Thursday, September 27, 2012

Review: Children of Angels

--About the Book--

Jeremy is an average 7th grader. He deals with common issues, including cruel bullies that break his new iPod and the fact that his family has little money and is separated.  However, Jeremy's life is about to get much better--or worse--depending on his perspective.  How would you react if you realized one day that you could fly? Imagine that you suddenly have several unusual powers.  And to top it off, Jeremy will begin to realize the very real dangers of evil--and the very real power of God's love.

 --My thoughts--

Children of Angels is a fun, fast-paced, encouraging read.  Most intriguing were the spiritual parallels, particularly the way in which Kathryn Dahlstrom integrated the Christmas story into the end of her tale about angels (and half-angels).  The Christmas setting backing the whole of the plot gave the book a serious undertone, emphasizing the reality of God's love that Christmas and angels truly hold--below the greeting-card-obvious surface. 

I couldn't help comparing this book to the Dragons in Our Midst series by Bryan Davis, which also places Nephilim as major characters.  Children of Angels did not give as much Biblical background, but the fictional-historical mesh of background for the characters' existence was extremely fascinating, and one of my favorite components of the book.

The only issues I had with the book were fast, no-background information needed pace (which is probably not something that the target audience of this book would be bothered by); the slight thread of romance underlying Jeremy's encounters with another character (again, I am rather picky about such things, and it's merely my opinion) that, although purely innocent, seemed more grown-up than the age group needed; and finally, the general treatment of adults (slightly less than complete respect was shown in a few instances [e.g. trying to run away from home]). 

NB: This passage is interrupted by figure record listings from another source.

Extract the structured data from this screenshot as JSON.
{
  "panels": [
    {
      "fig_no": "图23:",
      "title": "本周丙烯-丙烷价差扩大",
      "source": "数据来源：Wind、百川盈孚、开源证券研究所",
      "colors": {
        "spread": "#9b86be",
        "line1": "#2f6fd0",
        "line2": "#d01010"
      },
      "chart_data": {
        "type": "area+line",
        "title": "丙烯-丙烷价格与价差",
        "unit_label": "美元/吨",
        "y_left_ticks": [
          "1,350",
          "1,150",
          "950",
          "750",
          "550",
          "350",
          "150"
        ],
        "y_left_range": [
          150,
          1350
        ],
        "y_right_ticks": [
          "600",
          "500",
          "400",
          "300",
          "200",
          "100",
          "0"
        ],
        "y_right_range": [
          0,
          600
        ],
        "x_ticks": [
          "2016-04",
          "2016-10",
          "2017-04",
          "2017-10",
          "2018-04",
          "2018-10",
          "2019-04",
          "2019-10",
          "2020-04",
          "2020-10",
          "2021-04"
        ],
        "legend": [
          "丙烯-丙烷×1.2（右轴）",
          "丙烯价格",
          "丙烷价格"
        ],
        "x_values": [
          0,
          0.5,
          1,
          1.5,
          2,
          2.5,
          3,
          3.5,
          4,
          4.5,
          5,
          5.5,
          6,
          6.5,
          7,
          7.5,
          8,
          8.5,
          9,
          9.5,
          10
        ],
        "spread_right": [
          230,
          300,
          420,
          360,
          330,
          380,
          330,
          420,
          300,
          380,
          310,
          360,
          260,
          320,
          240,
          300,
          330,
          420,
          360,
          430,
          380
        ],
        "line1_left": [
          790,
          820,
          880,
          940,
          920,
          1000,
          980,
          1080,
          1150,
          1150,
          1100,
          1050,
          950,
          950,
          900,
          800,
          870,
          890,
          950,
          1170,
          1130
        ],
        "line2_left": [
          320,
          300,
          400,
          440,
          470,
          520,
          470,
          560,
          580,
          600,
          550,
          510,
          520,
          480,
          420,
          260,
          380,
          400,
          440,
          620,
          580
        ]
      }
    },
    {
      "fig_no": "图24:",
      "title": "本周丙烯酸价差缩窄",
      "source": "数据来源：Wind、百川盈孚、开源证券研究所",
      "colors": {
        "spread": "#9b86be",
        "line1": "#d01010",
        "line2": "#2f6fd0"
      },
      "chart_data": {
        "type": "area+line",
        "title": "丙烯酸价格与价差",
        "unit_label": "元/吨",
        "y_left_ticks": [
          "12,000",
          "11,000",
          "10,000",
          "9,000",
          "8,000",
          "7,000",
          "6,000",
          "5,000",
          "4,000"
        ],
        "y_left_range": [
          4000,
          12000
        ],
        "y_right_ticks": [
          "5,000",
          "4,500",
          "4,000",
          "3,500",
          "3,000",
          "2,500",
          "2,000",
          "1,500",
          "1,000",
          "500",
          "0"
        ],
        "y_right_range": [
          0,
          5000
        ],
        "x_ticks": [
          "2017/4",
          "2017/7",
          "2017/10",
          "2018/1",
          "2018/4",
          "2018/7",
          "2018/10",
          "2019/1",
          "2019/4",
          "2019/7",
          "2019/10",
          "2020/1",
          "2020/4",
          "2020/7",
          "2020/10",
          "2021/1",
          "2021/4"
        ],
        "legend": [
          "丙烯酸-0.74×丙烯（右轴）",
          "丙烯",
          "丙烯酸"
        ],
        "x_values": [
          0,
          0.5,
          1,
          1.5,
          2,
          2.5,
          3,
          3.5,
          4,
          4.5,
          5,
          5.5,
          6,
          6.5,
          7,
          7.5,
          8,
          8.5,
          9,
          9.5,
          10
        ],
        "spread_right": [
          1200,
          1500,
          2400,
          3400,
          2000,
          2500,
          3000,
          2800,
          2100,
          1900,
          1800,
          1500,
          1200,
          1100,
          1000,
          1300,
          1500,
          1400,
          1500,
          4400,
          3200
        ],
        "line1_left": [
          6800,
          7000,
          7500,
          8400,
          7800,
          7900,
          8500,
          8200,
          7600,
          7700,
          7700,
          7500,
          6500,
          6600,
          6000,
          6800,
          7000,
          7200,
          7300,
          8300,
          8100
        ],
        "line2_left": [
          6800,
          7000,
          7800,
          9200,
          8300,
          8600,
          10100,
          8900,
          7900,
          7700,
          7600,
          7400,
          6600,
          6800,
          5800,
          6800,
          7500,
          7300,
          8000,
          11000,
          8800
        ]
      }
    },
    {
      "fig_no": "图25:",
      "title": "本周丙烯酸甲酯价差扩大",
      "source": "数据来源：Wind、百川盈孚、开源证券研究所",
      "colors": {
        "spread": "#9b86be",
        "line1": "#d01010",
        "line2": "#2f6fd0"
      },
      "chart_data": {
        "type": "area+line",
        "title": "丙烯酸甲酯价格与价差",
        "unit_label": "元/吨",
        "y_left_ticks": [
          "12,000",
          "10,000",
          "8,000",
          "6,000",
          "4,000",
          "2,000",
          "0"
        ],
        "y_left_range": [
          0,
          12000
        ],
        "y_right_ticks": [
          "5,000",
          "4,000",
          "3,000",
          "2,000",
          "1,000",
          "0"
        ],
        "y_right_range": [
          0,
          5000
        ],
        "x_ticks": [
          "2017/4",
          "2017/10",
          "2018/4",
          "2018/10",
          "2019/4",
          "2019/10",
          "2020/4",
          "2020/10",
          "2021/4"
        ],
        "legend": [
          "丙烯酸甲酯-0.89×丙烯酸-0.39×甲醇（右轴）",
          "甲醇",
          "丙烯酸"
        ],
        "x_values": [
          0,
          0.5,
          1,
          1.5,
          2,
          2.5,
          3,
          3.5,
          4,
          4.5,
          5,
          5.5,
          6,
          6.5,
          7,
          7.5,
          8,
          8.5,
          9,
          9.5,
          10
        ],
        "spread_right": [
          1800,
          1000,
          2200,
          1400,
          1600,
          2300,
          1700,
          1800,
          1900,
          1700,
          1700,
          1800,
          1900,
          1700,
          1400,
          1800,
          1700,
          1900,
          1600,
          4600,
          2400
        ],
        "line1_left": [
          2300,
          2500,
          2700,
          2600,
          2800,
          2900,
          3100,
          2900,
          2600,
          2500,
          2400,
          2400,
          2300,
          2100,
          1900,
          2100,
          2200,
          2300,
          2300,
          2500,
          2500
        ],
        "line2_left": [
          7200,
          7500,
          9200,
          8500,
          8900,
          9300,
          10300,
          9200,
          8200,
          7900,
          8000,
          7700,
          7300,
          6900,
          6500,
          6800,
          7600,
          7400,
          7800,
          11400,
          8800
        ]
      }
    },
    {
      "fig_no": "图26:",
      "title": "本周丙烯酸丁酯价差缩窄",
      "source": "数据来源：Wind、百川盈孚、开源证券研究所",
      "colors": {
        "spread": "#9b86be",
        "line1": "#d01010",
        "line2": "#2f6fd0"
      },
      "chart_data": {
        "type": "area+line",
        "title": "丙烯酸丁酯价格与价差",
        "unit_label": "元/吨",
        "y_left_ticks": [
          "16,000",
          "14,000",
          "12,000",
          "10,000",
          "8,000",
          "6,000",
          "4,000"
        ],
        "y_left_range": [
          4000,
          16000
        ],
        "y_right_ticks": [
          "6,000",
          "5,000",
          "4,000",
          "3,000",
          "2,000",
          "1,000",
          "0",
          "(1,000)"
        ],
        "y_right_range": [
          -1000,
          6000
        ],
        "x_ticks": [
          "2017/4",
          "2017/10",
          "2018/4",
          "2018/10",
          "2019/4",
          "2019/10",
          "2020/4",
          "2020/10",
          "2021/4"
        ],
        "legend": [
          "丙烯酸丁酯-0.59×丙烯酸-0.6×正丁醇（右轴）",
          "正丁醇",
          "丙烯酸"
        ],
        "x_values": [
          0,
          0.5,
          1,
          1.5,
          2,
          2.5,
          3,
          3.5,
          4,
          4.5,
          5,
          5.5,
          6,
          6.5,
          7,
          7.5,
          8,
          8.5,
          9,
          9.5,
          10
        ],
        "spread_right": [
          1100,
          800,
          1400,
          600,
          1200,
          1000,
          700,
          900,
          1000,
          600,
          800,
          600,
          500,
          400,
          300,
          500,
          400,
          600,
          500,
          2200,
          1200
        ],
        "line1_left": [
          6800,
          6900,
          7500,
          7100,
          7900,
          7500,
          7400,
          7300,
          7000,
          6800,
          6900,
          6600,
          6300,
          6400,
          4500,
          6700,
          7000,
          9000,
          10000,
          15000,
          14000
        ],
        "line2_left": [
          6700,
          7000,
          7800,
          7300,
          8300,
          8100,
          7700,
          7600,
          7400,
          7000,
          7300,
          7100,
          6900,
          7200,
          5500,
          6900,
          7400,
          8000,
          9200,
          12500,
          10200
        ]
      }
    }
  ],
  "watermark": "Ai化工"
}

Aside from the above, I found the story to be entirely appropriate for the juvenile fiction audience.  Though the story is light-hearted, it has serious spiritual emphasis to inspire, intrigue and provoke deeper thought. I would recommend it to pre-teens and above looking for a supernatural fantasy novel to capture and cultivate imagination.

I received this book for free from Litfuse Publicity Group in exchange for my unbiased review.